Even though I'm a technophile, I've often been accused of being a bit luddite, because I sometimes use old tech. Instead, I use old tech when it is better, and I love new tech when it is better.
So I have a little story of my own about using old technology (returning to old technology, actually).
I have a cheap knock-off android tablet from China that I managed to bork trying to install a newer ROM on it. So it's been out of commission while I figurre out how to get it back to working condition. Enter and old Zaurus sl-5600 that I've had lying around for the better part of a decade. Because I like to do light surfing/check email/read from bed first thing in the morning, I charged it up and started to use it again.

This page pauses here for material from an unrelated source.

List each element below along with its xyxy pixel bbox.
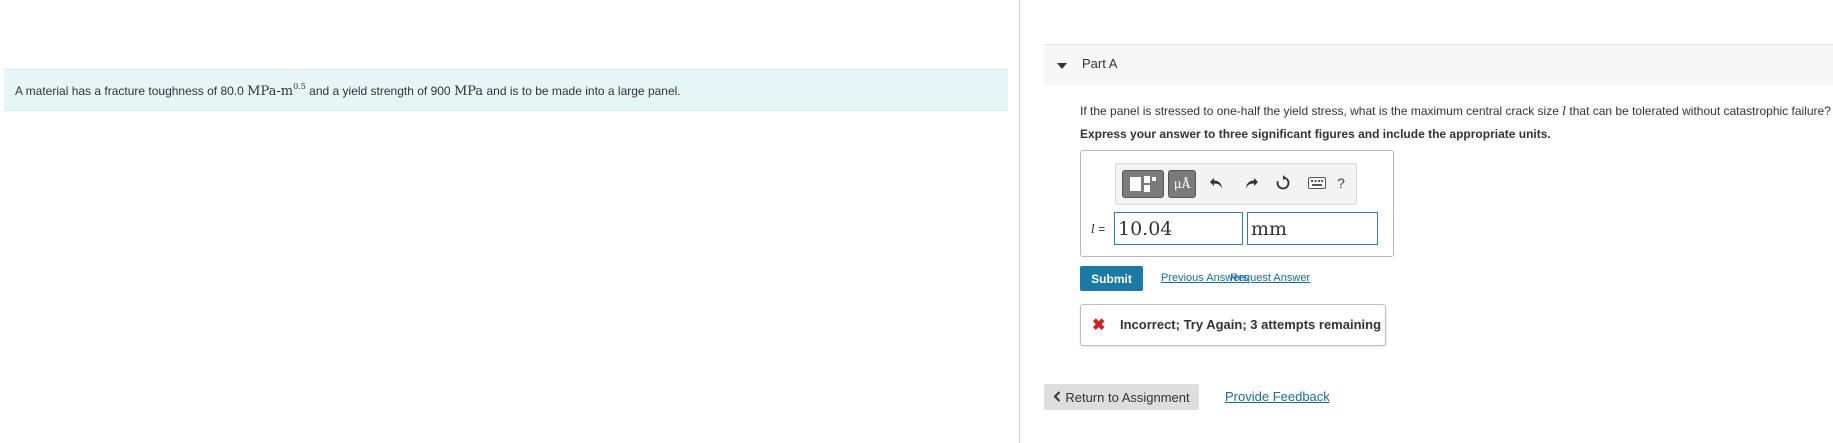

First off, it still holds a decent charge with the original battery, and that's after sitting in a drawer for most of these years and going through extreme temperature changes in an unheated cabin. Any newer battery would have exploded after having gone through those temperature changes.
This thing has an ancient version of QTopia on it (1.5.4), an old Linux 2.4.18 kernel, and an ancient Opera browser (7) on it. While the software is no great shakes, it still does a respectable job at what it was meant to do. Actually, come to think of it, the PDF reader is better than any PDF reader I've found for android, so that's one piece of software that still outperforms newer tech.
But what really impresses me about it is the hardware. I can't help but ask why a nearly decade-old piece of hardware can run circles around a year old piece of junk out of China. This thing can actually be used outside in sunlight. The screen is actually more responsive to touch that any modern resistive screen I've touched, stylus or not.
It's made me really appreciate how much better made older hardware was/is. Granted, it was expensive when it came out, but that price shines through in the hardware build quality. When I originallly purchased it, I would have never thought I'd be using it nearly a decade later.